The last one is important for this scenario. Looking back at the actual request. We can quickly see the problem; GeekySports is passing the user token as a url param, which, according to the above value, causes it to not be cached.

Different query strings for the users, and the logs say that it’s not cached as a result.

The result with GeekySports is that each user was causing each asset to be cached in the CDN individually

Custom cache keys

To fix this, we need to leverage custom cache keys, which allow us to modify how the cache key is generated by omitting/ including specific portions of our URL:

  • Protocol: You can omit the protocol from the key. If you omit the protocol, then a request for https://example.com/images/cat.jpg receives a cache key of example.com/images/cat.jpg. After that, requests for both https://example.com/images/cat.jpg and http://example.com/images/cat.jpg count as matches for that cache entry.
  • Host: You can omit the host from the key.

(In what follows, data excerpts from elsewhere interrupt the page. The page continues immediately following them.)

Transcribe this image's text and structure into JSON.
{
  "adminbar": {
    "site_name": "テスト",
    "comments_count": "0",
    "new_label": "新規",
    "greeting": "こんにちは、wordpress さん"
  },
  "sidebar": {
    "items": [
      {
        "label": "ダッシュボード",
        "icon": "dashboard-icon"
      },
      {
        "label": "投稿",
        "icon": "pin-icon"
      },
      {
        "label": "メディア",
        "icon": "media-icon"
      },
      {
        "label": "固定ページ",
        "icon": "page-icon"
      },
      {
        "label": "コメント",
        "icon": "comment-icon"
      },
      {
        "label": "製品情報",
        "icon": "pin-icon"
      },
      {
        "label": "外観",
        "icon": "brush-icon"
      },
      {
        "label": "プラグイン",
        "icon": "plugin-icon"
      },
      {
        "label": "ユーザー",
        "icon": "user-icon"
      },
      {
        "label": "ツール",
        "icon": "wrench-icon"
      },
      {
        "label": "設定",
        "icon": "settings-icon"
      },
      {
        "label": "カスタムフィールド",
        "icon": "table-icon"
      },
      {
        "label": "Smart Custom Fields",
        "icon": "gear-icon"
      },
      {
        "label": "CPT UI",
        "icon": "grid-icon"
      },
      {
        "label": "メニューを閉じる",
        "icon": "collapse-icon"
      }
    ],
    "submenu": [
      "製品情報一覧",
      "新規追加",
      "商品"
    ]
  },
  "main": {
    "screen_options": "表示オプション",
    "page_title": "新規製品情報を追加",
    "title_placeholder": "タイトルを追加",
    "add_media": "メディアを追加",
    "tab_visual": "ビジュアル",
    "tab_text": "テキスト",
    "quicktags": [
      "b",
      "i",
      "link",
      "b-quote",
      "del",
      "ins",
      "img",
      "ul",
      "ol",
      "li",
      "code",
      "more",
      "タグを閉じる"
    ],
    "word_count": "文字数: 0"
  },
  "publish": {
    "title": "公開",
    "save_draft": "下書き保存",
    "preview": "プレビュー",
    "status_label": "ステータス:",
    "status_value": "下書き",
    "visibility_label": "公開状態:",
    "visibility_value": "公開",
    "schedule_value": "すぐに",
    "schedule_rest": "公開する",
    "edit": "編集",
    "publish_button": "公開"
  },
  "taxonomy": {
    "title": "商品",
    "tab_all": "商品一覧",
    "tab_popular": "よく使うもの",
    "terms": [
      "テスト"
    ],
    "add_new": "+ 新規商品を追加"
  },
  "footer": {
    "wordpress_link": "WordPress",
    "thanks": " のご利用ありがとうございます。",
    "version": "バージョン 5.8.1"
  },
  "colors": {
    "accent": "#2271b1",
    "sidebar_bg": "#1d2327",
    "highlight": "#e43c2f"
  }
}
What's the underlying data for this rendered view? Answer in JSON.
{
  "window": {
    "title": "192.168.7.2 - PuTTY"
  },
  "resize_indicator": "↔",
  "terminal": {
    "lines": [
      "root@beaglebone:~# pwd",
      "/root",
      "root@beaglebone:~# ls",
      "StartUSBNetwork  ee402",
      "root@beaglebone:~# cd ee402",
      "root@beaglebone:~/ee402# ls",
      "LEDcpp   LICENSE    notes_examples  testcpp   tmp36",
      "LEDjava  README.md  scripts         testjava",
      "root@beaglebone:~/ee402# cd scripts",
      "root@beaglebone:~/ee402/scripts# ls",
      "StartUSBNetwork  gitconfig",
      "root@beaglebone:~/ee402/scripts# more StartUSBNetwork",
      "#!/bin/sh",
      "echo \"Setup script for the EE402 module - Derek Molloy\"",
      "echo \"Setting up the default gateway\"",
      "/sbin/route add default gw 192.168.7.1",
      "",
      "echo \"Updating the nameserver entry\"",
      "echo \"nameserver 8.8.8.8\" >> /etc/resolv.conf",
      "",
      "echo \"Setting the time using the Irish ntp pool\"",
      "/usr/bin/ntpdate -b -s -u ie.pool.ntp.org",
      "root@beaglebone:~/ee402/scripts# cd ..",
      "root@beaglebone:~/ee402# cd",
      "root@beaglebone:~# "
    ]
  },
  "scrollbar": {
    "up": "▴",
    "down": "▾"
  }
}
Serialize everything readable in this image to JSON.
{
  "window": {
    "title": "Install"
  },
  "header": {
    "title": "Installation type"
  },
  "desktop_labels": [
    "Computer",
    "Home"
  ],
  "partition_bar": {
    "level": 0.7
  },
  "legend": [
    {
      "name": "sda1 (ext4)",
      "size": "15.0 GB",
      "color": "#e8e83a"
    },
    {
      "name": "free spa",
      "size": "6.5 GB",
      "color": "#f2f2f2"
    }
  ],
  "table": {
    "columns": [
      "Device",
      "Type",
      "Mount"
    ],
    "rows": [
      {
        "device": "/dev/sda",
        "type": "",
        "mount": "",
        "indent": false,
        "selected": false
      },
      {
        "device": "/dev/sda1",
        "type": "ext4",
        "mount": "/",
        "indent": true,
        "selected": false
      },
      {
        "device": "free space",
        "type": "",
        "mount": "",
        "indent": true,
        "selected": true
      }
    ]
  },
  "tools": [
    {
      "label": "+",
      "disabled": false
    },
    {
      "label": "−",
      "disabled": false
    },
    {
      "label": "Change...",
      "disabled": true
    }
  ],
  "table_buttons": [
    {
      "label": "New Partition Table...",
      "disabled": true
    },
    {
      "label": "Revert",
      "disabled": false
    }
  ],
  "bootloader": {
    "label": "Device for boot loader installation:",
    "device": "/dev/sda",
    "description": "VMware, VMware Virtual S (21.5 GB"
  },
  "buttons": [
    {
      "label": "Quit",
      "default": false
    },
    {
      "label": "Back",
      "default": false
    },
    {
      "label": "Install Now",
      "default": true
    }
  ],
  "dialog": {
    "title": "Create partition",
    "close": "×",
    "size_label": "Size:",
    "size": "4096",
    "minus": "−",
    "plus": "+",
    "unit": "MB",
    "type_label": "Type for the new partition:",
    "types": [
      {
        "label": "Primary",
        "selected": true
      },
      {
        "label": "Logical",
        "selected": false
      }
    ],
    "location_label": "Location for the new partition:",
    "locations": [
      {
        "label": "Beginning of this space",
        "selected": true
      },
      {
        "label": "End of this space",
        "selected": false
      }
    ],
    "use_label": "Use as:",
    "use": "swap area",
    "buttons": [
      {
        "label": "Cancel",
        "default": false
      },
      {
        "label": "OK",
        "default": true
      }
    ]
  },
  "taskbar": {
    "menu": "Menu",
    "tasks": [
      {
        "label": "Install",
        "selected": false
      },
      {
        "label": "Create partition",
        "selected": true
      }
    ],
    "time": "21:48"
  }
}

If you omit the host, then requests for example.com and example2.com can both match the same cache entry. A request for https://example.com/images/cat.jpg followed by a request for https://example2.com/images/cat.jpg results in a cache hit for the second request.
  • Query string: You can omit the query string from the cache key. If you omit the query string, then a request for https://example.com/images/cat.jpg?user=user1 receives a cache key of https://example.com/images/cat.jpg, so https://example.com/images/cat.jpg?user=user1 and https://example.com/images/cat.jpg?user=user2 can both match the same entry. You can also selectively omit or include portions of the query string.

For Geekysports, the fix is clear. If we set up our cache keys to ignore the query string for users, then we should end up caching assets properly.

The fix is in!

Now, we can see that regardless of the query string, the hit is the same:

Different query strings, but both end up hitting the same cached value.

We can also see how our caching hits trend over time by using the “CACHED RESPONSES” chart in stack driver.

What’s important to note is that this change had not only a massive improvement in performance for the users of GeekySports but it also had a huge price reduction since assets were no longer being cached as single users.